Shen Liang memapah tubuh Wu Yi Feng agak menjauh dari sana, ia lalu membaringkan tubuh rekannya tersebut di sebuah pohon yang cukup rindang. Meskipun saat ini Wu Yi Feng telah lepas dari masa kritis, namun tetap saja tubuhnya masih sangat lemah, bahkan untuk membuka mata saja terasa begitu berat.
Shen Liang mencoba memperhatikan sosok misterius yang saat ini berdiri kurang lebih 100 meter di depannya, dengan indra perasanya yang sangat peka ia bisa mengetahui jika sosok didepannya bukanlah manusia biasa, sekujur tubuhnya dipenuhi energi yang menyilaukan namun memberikan rasa hangat.

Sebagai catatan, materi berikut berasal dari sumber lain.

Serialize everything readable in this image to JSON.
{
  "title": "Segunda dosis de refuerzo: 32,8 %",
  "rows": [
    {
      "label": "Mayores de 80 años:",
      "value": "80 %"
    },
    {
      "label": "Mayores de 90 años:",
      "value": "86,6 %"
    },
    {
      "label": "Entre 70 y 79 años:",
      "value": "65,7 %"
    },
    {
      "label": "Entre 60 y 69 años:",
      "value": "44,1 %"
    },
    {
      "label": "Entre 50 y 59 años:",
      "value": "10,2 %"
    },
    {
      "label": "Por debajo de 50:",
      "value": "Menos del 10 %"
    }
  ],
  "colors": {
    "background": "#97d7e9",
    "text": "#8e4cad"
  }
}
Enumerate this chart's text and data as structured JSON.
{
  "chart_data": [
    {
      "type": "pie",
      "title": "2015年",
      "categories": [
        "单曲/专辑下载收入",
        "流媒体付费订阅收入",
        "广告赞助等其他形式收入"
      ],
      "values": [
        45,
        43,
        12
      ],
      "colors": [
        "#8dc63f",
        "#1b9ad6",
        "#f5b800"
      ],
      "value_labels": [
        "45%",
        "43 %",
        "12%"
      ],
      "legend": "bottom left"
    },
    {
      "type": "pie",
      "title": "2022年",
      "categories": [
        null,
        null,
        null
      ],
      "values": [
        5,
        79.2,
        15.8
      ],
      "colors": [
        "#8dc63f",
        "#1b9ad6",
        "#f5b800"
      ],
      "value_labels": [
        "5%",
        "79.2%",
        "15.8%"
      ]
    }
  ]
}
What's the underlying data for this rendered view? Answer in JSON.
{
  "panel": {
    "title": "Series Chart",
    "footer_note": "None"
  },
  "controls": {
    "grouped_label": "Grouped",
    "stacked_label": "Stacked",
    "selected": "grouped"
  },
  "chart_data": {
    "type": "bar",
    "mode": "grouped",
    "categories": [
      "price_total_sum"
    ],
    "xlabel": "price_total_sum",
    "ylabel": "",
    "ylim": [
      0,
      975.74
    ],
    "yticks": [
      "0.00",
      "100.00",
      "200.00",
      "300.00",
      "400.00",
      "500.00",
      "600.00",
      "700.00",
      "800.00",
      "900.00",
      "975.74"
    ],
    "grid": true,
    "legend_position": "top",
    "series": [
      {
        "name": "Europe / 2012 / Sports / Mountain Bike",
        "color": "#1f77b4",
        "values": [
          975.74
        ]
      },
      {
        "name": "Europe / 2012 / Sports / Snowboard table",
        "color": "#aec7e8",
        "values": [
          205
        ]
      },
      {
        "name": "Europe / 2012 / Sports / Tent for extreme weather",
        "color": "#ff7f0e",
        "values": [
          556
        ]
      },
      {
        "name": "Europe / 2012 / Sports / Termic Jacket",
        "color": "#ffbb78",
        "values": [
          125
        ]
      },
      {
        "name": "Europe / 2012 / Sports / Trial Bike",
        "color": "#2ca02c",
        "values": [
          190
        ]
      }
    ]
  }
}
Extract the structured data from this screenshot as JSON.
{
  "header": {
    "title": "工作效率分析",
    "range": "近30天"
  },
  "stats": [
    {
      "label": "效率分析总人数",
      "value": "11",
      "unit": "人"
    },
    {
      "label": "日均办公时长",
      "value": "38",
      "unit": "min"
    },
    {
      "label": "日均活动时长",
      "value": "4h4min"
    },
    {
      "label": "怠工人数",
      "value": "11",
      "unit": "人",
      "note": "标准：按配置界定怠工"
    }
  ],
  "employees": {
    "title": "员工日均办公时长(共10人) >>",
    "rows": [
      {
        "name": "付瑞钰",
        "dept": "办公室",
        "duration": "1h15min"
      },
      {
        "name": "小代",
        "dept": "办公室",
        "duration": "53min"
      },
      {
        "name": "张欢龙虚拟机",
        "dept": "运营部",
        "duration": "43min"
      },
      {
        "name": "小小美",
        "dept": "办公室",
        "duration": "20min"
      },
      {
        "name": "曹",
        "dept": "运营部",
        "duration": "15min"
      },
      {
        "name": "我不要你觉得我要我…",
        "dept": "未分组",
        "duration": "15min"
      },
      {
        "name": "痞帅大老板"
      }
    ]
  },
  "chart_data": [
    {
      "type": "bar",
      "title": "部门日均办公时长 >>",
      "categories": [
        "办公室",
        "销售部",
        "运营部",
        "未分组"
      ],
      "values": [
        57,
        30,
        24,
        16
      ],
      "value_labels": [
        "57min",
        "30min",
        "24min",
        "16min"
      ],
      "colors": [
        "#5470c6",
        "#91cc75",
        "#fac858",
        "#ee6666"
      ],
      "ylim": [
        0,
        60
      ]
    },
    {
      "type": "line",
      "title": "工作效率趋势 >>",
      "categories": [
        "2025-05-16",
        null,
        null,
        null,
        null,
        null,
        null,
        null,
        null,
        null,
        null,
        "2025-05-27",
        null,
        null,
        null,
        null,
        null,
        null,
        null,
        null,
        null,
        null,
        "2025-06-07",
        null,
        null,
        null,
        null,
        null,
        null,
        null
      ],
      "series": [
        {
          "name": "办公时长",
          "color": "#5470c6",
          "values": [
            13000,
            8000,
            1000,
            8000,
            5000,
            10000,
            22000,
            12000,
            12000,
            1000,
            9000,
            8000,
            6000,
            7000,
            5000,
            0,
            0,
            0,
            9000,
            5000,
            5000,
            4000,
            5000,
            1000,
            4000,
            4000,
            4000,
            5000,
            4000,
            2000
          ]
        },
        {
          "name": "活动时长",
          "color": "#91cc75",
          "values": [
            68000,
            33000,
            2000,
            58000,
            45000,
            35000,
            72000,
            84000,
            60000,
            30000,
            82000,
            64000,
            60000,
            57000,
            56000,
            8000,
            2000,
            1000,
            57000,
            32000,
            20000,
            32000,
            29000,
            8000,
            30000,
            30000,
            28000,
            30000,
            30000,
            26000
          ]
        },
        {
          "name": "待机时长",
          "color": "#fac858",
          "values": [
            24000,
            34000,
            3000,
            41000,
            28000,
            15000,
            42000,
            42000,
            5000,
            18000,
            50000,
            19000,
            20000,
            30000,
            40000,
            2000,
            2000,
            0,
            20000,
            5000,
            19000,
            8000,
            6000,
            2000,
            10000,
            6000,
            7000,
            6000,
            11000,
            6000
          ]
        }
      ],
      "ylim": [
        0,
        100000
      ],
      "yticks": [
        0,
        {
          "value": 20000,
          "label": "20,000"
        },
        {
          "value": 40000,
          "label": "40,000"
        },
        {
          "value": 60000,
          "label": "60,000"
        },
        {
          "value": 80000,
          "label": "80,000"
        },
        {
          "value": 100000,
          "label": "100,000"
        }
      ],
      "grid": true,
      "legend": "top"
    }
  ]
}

"Siapapun kau, lebih baik menyingkir dari sini..!!! Aku tidak punya urusan denganmu.." Seru siluman kerbau tanduk api.
"Urusan denganku?? Tentu kau punya.." Jawab sosok misterius tersebut dengan tenang tapi tajam.
"Cihhh... Baiklah jika itu keinginanmu...!!! Aku akan mengirimmu sekalian untuk berjumpa dengan dewa neraka..." Ucapnya pongah.
"Dewa neraka?? Percayalah, aku sudah sering bertemu dengannya.. Kami bisa dikatakan teman baik.." Jawab sosok misterius tersebut dengan santainya.
"Hahahaha... Selera humormu rupanya cukup bagus juga.. Tapi waktumu sudah habis, sekarang terimalah ajalmu...!!!"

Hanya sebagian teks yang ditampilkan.